Елена. Твои добродѣтели послужатъ мнѣ охраной этого сокровища. Для меня не ночь, когда я могу видѣть твое лицо, поэтому мнѣ совсѣмъ не вѣрится, что теперь ночь. Къ тому же этотъ лѣсъ нисколько не пустыненъ, потому что въ немъ находится весь мой міръ. Кто же посмѣетъ сказать, что я одна, когда здѣсь смотритъ на меня весь міръ?

Деметрій. Убѣгу отъ тебя, спрячусь въ кустахъ и оставлю тебя на добычу звѣрямъ.

Елена. Даже у свирѣпѣйшаго изъ звѣрей сердце не такое безжалостное, какъ у тебя. Убѣги, если хочешь, тогда извратится только преданіе: Аполлонъ бѣжитъ, а Дафна его гонитъ; голубка преслѣдуетъ ястреба, смиренная лань пытается поймать тигра. Стараніе совершенно излишне, когда смѣлость обращается въ бѣгство, а трусость бѣгаетъ за ней.

Деметрій. Не хочу болѣе слушать твоихъ умствованій, пусти меня. Или, если ты все-таки будешь настойчиво меня преслѣдовать, знай заранѣе, что я здѣсь же, въ лѣсу, нанесу тебѣ жестокое оскорбленіе.

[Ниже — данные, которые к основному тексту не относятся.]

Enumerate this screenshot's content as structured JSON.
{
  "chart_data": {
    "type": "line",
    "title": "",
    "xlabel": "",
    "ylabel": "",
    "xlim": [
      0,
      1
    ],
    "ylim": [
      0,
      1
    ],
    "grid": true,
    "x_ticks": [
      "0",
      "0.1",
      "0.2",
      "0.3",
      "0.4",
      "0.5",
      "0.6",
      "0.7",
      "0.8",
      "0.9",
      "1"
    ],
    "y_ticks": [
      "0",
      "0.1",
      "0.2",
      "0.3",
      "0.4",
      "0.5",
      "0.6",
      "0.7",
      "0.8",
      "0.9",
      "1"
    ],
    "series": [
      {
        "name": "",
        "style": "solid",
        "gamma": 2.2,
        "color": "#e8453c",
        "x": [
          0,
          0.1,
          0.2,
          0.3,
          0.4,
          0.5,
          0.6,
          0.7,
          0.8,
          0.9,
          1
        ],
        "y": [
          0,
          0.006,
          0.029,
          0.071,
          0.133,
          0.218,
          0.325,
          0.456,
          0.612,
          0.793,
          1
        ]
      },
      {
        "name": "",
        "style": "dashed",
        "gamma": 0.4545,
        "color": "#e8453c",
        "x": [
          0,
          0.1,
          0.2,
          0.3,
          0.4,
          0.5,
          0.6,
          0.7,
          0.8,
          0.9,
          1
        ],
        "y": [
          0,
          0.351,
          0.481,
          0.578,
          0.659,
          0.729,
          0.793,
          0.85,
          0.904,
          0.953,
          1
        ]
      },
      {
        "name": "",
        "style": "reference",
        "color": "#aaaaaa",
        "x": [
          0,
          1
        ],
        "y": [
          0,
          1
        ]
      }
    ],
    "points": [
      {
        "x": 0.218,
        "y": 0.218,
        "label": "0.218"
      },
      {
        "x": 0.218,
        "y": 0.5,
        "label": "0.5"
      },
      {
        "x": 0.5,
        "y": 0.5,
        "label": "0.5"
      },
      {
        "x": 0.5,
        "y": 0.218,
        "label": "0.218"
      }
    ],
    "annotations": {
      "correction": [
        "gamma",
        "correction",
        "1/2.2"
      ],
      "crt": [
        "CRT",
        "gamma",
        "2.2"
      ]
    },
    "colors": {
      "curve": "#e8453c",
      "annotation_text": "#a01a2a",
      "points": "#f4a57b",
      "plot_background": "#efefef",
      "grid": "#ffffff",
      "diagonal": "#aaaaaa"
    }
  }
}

Елена. Увы, и въ храмахъ, и въ городѣ, и въ поляхъ — ты всюду меня оскорбляешь. Стыдись, Деметрій, обиды твои позорятъ мой полъ. Мы не мужчины и не можемъ, какъ они, добиваться любви съ оружіемъ въ рукахъ. За нами должны ухаживать, мы же не созданы для ухаживанія. Иду за тобою, во что бы то ни стало, я, если мнѣ придется увидать смерть отъ страстно любимой руки, самый адъ сдѣлается для меня раемъ (Уходитъ съ нимъ.)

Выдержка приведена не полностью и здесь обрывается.